Kalpsiz Dünyada Bir Sığınak: Kuşatılmış Aile (Haven in the Heartless World) adlı kitabı ile Prof. Christopher Lasch; Amerikan ailesine ilişkin önemli analizler yapmıştır. Kalp mecazi anlamda bir ülkenin/kuruluşun işleyiş, yönetim ve varlığını sürdürme bakımından en önde gelen yeridir. Aile bir toplumun merkezidir. Diğer bir anlamda kalp sevgi/gönül anlamındadır. Yani sevgisiz dünyada sevgi bulacağımız bir yer.

Lasch’a göre aile toplumsal bütünleşmeyi sağlamakta ve eşitsizlikleri azaltarak çatışmayı önlemektedir (Bora A., 2015, Sosyal Bilimlerde Temel Kavramlar, S: 83). Farklı bakış açılarına sahip olunsa da aile bir toplumun önemli kurumlarında biridir. Toplumu bir bina olarak düşünürsek aile bu binanın yapıldığı tuğlalarıdır.

Aile

Aile Arapça kökenli bir kavram olup dar anlamda “evlilik ve kan bağına dayanan, karı, koca, çocuklar, kardeşler arasındaki ilişkilerin oluşturduğu toplum içindeki en küçük birlik” olarak tanımlanmaktadır. Sosyologlar bu tanımdaki “ilişkiler” kavramına dikkat çekmektedir: “Aile, ortak mekândan çok ilişkileri vurgulayan bir kavramdır” (Bora, 2015).

Bu ilişkilere girmeden ailenin geniş bir tanımını da aktarayım: Aile; aynı gaye üzerinde anlaşan ve birlikte çalışan kimselerin bütünüdür. Bu geniş tanıma atıf yaparak bazen örgütlerde aile olma iddiasında bulunabilirler. Kanımca bu tür iddialarda da ilişkiler kavramı önemlidir. Birisi eşitsizlik ve adil olmamasının biz bir aileyiz diye kamufle etmeye çalışıyorsa bilinsin ki bu örgütler/insanlar kalpsiz dünyanın mensubudur.

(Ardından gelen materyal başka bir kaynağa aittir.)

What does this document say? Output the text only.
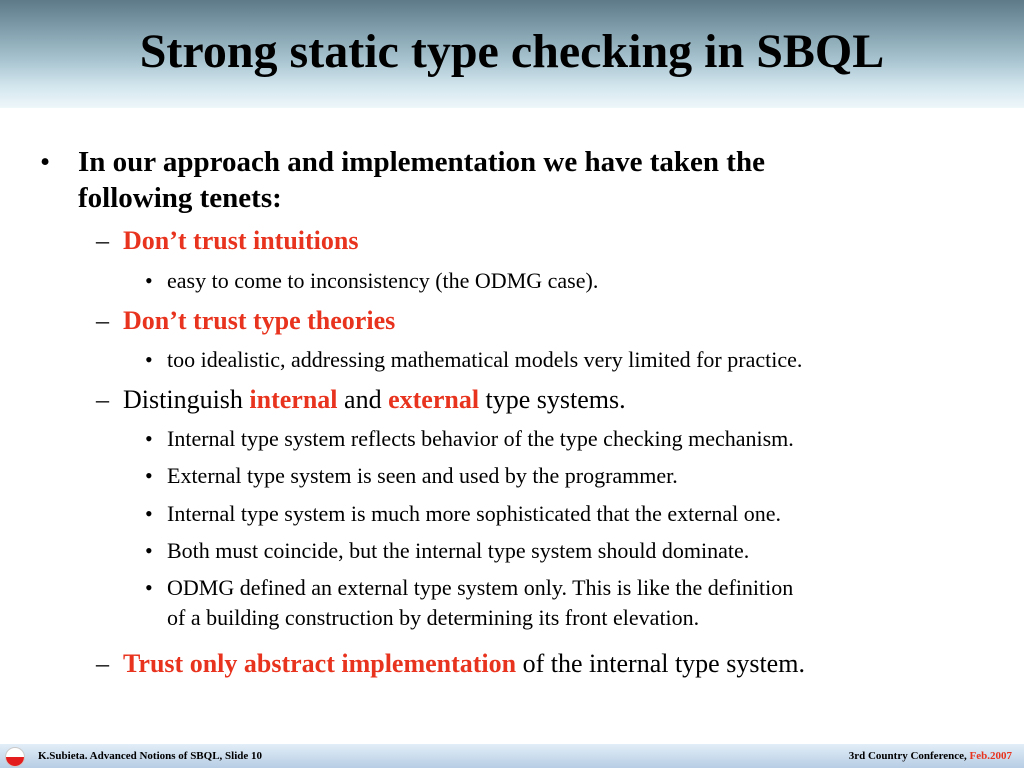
Strong static type checking in SBQL
• In our approach and implementation we have taken the
following tenets:
– Don’t trust intuitions
• easy to come to inconsistency (the ODMG case).
– Don’t trust type theories
• too idealistic, addressing mathematical models very limited for practice.
– Distinguish internal and external type systems.
• Internal type system reflects behavior of the type checking mechanism.
• External type system is seen and used by the programmer.
• Internal type system is much more sophisticated that the external one.
• Both must coincide, but the internal type system should dominate.
• ODMG defined an external type system only. This is like the definition
of a building construction by determining its front elevation.
– Trust only abstract implementation of the internal type system.
K.Subieta. Advanced Notions of SBQL, Slide 10	3rd Country Conference, Feb.2007
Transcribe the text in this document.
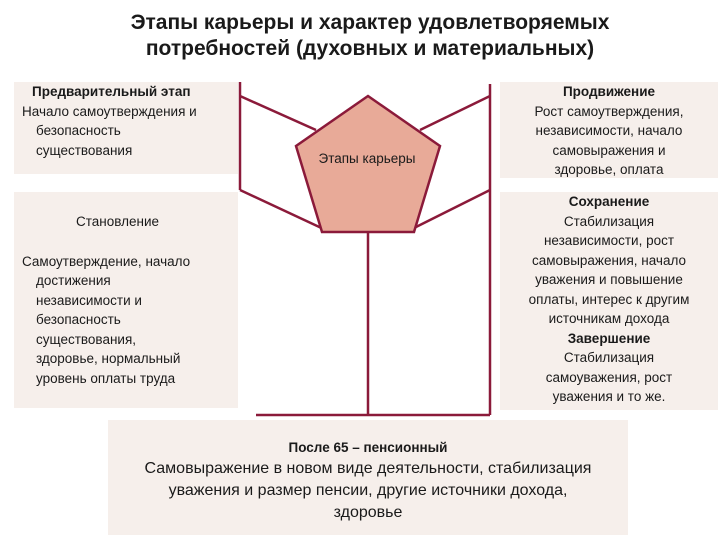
Этапы карьеры и характер удовлетворяемых потребностей (духовных и материальных)
Этапы карьеры
Предварительный этап
Начало самоутверждения и
безопасность
существования
Становление
Самоутверждение, начало
достижения
независимости и
безопасность
существования,
здоровье, нормальный
уровень оплаты труда
Продвижение
Рост самоутверждения,
независимости, начало
самовыражения и
здоровье, оплата
Сохранение
Стабилизация
независимости, рост
самовыражения, начало
уважения и повышение
оплаты, интерес к другим
источникам дохода
Завершение
Стабилизация
самоуважения, рост
уважения и то же.
После 65 – пенсионный
Самовыражение в новом виде деятельности, стабилизация
уважения и размер пенсии, другие источники дохода,
здоровье
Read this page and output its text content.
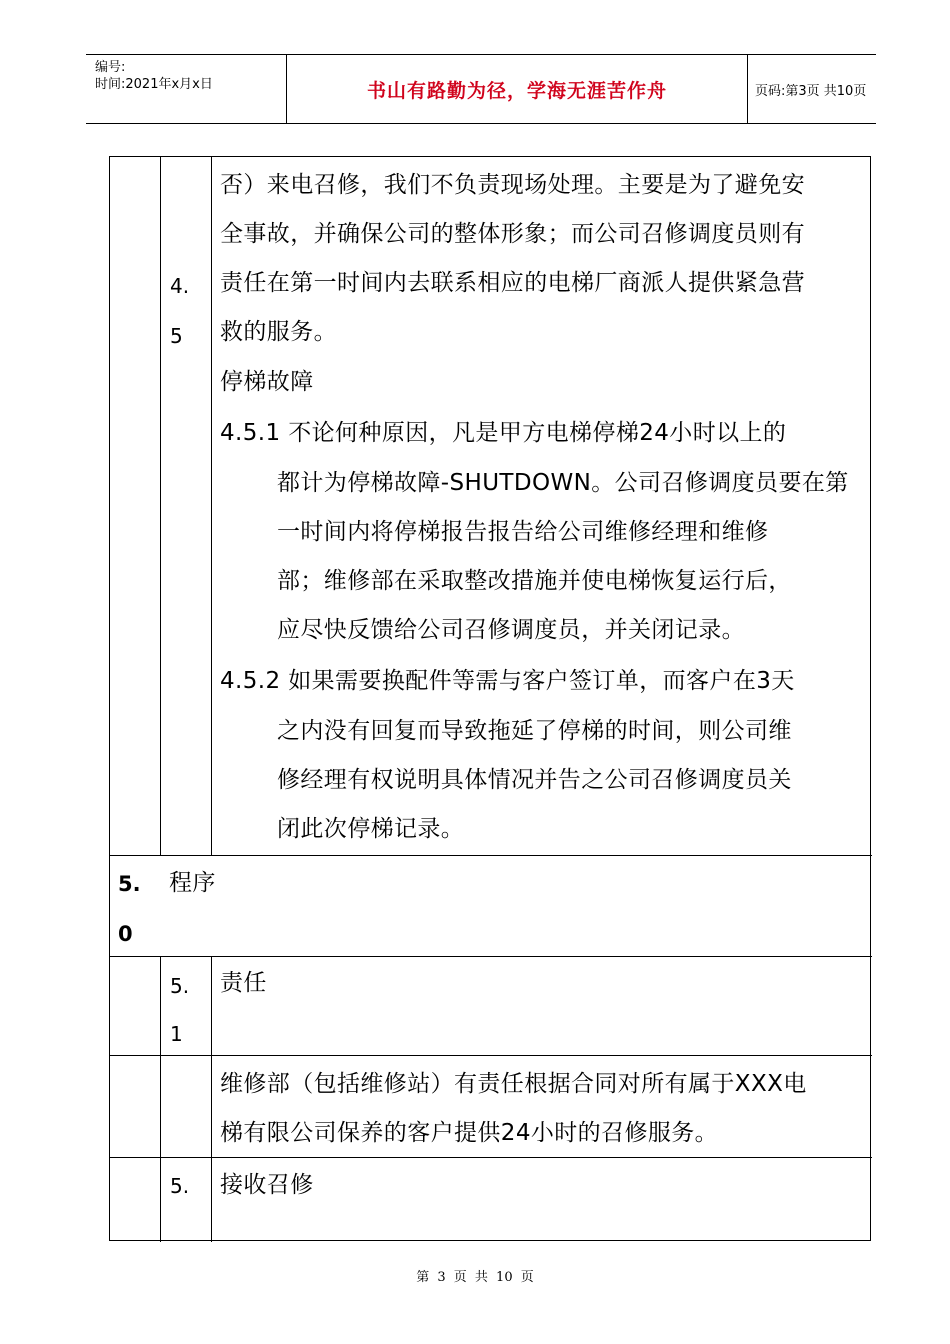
编号:
时间:2021年x月x日	书山有路勤为径，学海无涯苦作舟	页码:第3页 共10页
4.
5
否）来电召修，我们不负责现场处理。主要是为了避免安
全事故，并确保公司的整体形象；而公司召修调度员则有
责任在第一时间内去联系相应的电梯厂商派人提供紧急营
救的服务。
停梯故障
4.5.1 不论何种原因，凡是甲方电梯停梯24小时以上的
都计为停梯故障-SHUTDOWN。公司召修调度员要在第
一时间内将停梯报告报告给公司维修经理和维修
部；维修部在采取整改措施并使电梯恢复运行后，
应尽快反馈给公司召修调度员，并关闭记录。
4.5.2 如果需要换配件等需与客户签订单，而客户在3天
之内没有回复而导致拖延了停梯的时间，则公司维
修经理有权说明具体情况并告之公司召修调度员关
闭此次停梯记录。
5.
0
程序
5.
1
责任
维修部（包括维修站）有责任根据合同对所有属于XXX电
梯有限公司保养的客户提供24小时的召修服务。
5. 接收召修
第 3 页 共 10 页
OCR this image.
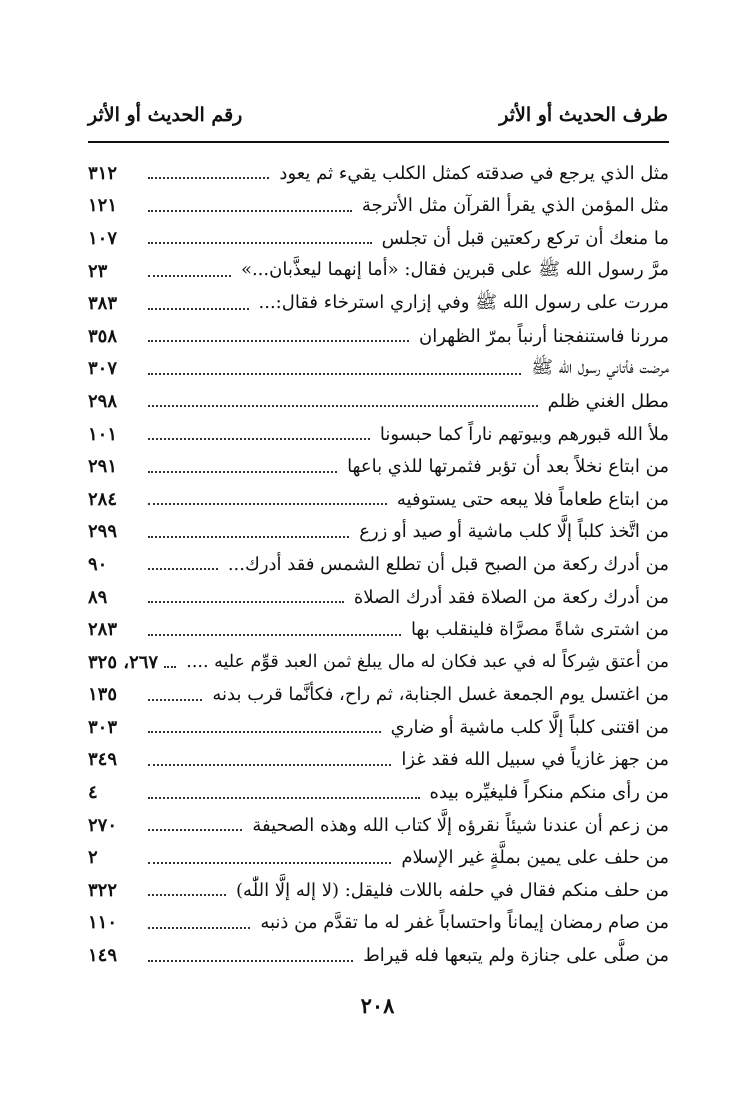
طرف الحديث أو الأثر
رقم الحديث أو الأثر
مثل الذي يرجع في صدقته كمثل الكلب يقيء ثم يعود
٣١٢
مثل المؤمن الذي يقرأ القرآن مثل الأترجة
١٢١
ما منعك أن تركع ركعتين قبل أن تجلس
١٠٧
مرَّ رسول الله ﷺ على قبرين فقال: «أما إنهما ليعذَّبان...»
٢٣
مررت على رسول الله ﷺ وفي إزاري استرخاء فقال:...
٣٨٣
مررنا فاستنفجنا أرنباً بمرّ الظهران
٣٥٨
مرضت فأتاني رسول الله ﷺ
٣٠٧
مطل الغني ظلم
٢٩٨
ملأ الله قبورهم وبيوتهم ناراً كما حبسونا
١٠١
من ابتاع نخلاً بعد أن تؤبر فثمرتها للذي باعها
٢٩١
من ابتاع طعاماً فلا يبعه حتى يستوفيه
٢٨٤
من اتَّخذ كلباً إلَّا كلب ماشية أو صيد أو زرع
٢٩٩
من أدرك ركعة من الصبح قبل أن تطلع الشمس فقد أدرك...
٩٠
من أدرك ركعة من الصلاة فقد أدرك الصلاة
٨٩
من اشترى شاةً مصرَّاة فلينقلب بها
٢٨٣
من أعتق شِركاً له في عبد فكان له مال يبلغ ثمن العبد قوِّم عليه ....
٢٦٧، ٣٢٥
من اغتسل يوم الجمعة غسل الجنابة، ثم راح، فكأنَّما قرب بدنه
١٣٥
من اقتنى كلباً إلَّا كلب ماشية أو ضاري
٣٠٣
من جهز غازياً في سبيل الله فقد غزا
٣٤٩
من رأى منكم منكراً فليغيِّره بيده
٤
من زعم أن عندنا شيئاً نقرؤه إلَّا كتاب الله وهذه الصحيفة
٢٧٠
من حلف على يمين بملَّةٍ غير الإسلام
٢
من حلف منكم فقال في حلفه باللات فليقل: (لا إله إلَّا اللّٰه)
٣٢٢
من صام رمضان إيماناً واحتساباً غفر له ما تقدَّم من ذنبه
١١٠
من صلَّى على جنازة ولم يتبعها فله قيراط
١٤٩
٢٠٨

İster dar ister geniş anlamda aile olabilmek için fedakârlık, paylaşma, sevgi, saygı gibi çok önemli manevi özelliklerin yanında maddi dünyada adil ve eşit olmak gerekir.

Çekirdek aile

TÜİK’in (2006) Aile Yapısı Araştırması (Hane yapısı) sonuçlarına göre Türkiye’nin aile yapısı şu şekildedir: Tek kişilik hane % 6.0; çekirdek aile 80.7; geniş aile 13.0; öğrencilerden/işçilerden oluşan hane 0.3. Bu sonuçlar anne-baba ve çocuktan oluşan aile yapısının ülkemizde hâkim olduğunu göstermektedir. Çekirdek aile yapısı paylaşma kültürünün nispeten zayıfladığı küçük bir ailedir.

Aile kavramını ortak mekânda (ev, şehir, belli toprak parçası vs) yer almanın da ötesindedir. Günlük olarak kullandığımız “hane halkı” aileden farklıdır. Farsça ev/konut anlamındadır. Aynı evde kalan öğrenciler, aynı oteli paylaşan misafirler aile değildir. Benzer şekilde aynı topraklarda yaşayanlar (ör. Almanya’da yaşayan bir Türk) her zaman aynı millete aidiyet duymaya bilir. Bu açıklamalardan da ortak mekânın her zaman aile olmak için yeterli olmadığını görmekteyiz.

Ailenin ne olduğunu anlama yanında işlevi nedir sorusuna cevap arayalım:

İşlevi…

Sosyologlar ailenin birinci işlevini biyolojik ve kültürel yeniden üretim olarak açıklamaktalar (Bora A., 2015). Yani çocuk sahibi olmak ve onları büyütmektir.

Modern Türkiye’de aile bu işlevleri yerine getirebiliyor mu? Bunu anlamak için doğum sayısına veya ailelerin çocuk sayısına bakmak gerekir.

TUİK (2016) şartlar uygun olduğunda istenen çocuk sayısı sormuş. Türkiye genelinde hiç çocuk istemeyenler % 0,3; 1 çocuk isteyenler 3.4; 2 çocuk isteyenler 32.0; 3 çocuk isteyenler % 31.4. Birde 4 ve daha fazla çocuk isteyenler var (%33 civarında).

TUİK verilerine göre toplam doğurganlık hızı/çocuk sayısı 2001’de 2,38 iken % 16.4 oranında azalarak 2018’de 1,99’e düşmüş durudadır. Yani 2 çocuk eğilimi yaygınlaşmıştır. Toplam doğum sayısı 2001’de 1.323.341; 2018’de ise 1.248.847 olarak gerçekleşmiş. Her iki veri de çocuk sayısının azaldığını göstermektedir. Bu sonuçlar bize ailenin en önemli işlevi olan biyolojik olarak yeniden üretmenin gerilediğini göstermektedir.

Ailenin kültürel yeniden üretim konusuna bir başka yazıda devam etmek dileğiyle…

Son söz: Bozuk tuğlalardan sağlam bina olmaz.